One very important aspect of this technique:  Notice that if your self-worth is not dramatically affected, you never need to be mad longer than one year, tops. Even if your first-grade teacher calls you L-A-Z-Y.


  1. Brilliant!


  2. I am so mad I didn’t think of this years ago. Mrs. Bagley (3rd grade) was a real B-I-T-C-H.


    • Yeah, my husband spells out that word too.


  3. Fabulous!!


  4. micheledbeal



  5. Al

    A brilliant and very useful chart. By the way,are you enjoying the new TV?


  6. I agree: brilliant! And I will definitely keep this in mind the next time I’m angry. My husband doesn’t stay angry, but he never forgets when someone does him wrong. And I’ve heard those stories so often, I can recite them word for word. Gotta love those men!


    • My husband has no sense of proportion at all. He prides himself on this.


      • Hahahaha! I have great affection for your husband based solely on your descriptions.


  7. What a brilliant way of “getting over it”.


  8. Excellent. You’ve explained this so well, I’ve decided to drop all my resentments. I have built a vault in my head, locked them in there and thrown away the key. that’s better. 😀


    • Old grudges do have a way of sneaking back in.


      • Only if reminders pop up. I am a Scorpio. Drat ‘nough said. I don’t hold grudges but I guess I do resentments for longer than a day. 😉


  9. I am going to have to print that off and start pinning all my “mad” stuff to see if I am over them yet.


    • I think maybe the best result is that we see that lots of stuff that makes us mad doesn’t REALLY harm our own self-worth (or shouldn’t anyway).


  10. Great post, even if it gets us to be more conscious around our feelings of anger, it’s done a lot! Thanks.


    • In some ways, I meant this to be funny. But there is a serious side too, and I’m glad you saw it. We should remind ourselves of the expiration date of our anger.


      • Exactly! While also giving it the space or needs to dissipate. Balance.


  11. Laurie MacKellar

    Well written, great message – now if I could only get over it…


  12. More than 99% perfect. What to do with “what happened ?” yours or my self esteem is enhanced (we know exactly who we are) The fired for something we did not do gets close–
    Call it — incorrect information ruins years of a persons life and half million $ loss. Would you label that just simply off the chart?


    • I left ample room in my chart for plenty of stuff that we can be mad about the whole of our lives.
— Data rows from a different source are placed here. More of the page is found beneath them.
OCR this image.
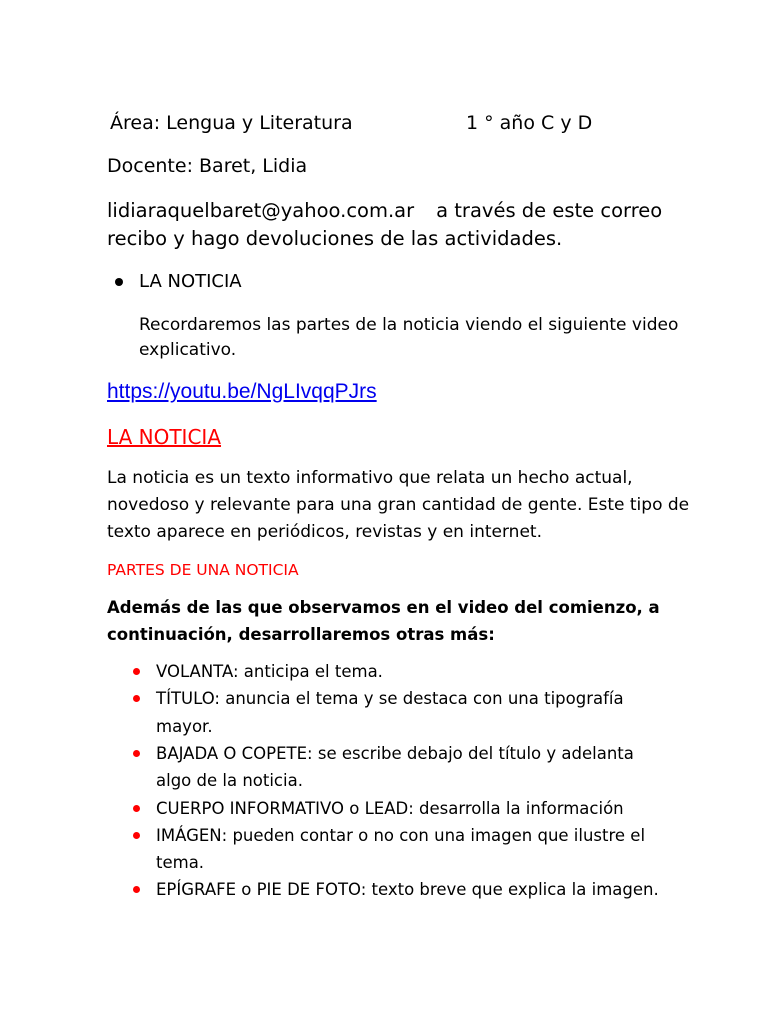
Área: Lengua y Literatura	1 ° año C y D
Docente: Baret, Lidia
lidiaraquelbaret@yahoo.com.ar a través de este correo
recibo y hago devoluciones de las actividades.
LA NOTICIA
Recordaremos las partes de la noticia viendo el siguiente video
explicativo.
https://youtu.be/NgLIvqqPJrs
LA NOTICIA
La noticia es un texto informativo que relata un hecho actual,
novedoso y relevante para una gran cantidad de gente. Este tipo de
texto aparece en periódicos, revistas y en internet.
PARTES DE UNA NOTICIA
Además de las que observamos en el video del comienzo, a
continuación, desarrollaremos otras más:
VOLANTA: anticipa el tema.
TÍTULO: anuncia el tema y se destaca con una tipografía
mayor.
BAJADA O COPETE: se escribe debajo del título y adelanta
algo de la noticia.
CUERPO INFORMATIVO o LEAD: desarrolla la información
IMÁGEN: pueden contar o no con una imagen que ilustre el
tema.
EPÍGRAFE o PIE DE FOTO: texto breve que explica la imagen.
      • Thanks, “I’m working on it” Everyone should be able to find the relaxing beauty of moving on from whatever–
        Perspective of 95% + great teachers compared with that small portion I dumped into the “way past and not important anymore” can. 🙂 I did not bother to check if the guy died a horrible death or if he pleasantly slipped away (example)
        What cool: the Great Teachers, I’ll remember them forever and have told their stories a hundred times.


  13. I had an equally terrible first grade teacher. She was the first and only teacher to make me stand out in the hall. I plot that experience in the whole life continuum.


    • I understand. To my husband, L.A.Z.Y. obviously affected him his whole life. (so far)


  14. Chris

    OMG – thank you! I also got cheated out of a bonus I deserved that had been vaguely promised to me. So, I know how that feels. I’ve been mad for 7 months now. 4 years and 5 months to go!


    • Yes, you should be very relieved to know that your anger will disappear in four years and 5 months.


  15. I am making one of these immediately, keeping it on my desktop and using it. I think it will help right now. You are brilliant and this is brilliant.


    • Thanks Valentine. although I meant this to be funny – there really is a serious side. We should put an expiration date on our anger. Anne Lamott said, “Not forgiving is like drinking rat poison and then waiting for the rat to die.”


      • You are right, sometimes it is so difficult to see through our anger at others to how it is affecting us. Letting go and moving on, that is important.


  16. when can we hope for the book?


  17. I love this! But Im getting to the age where getting angry doesnt mean a hill of beans in the long run. So i plan my anger accordingly.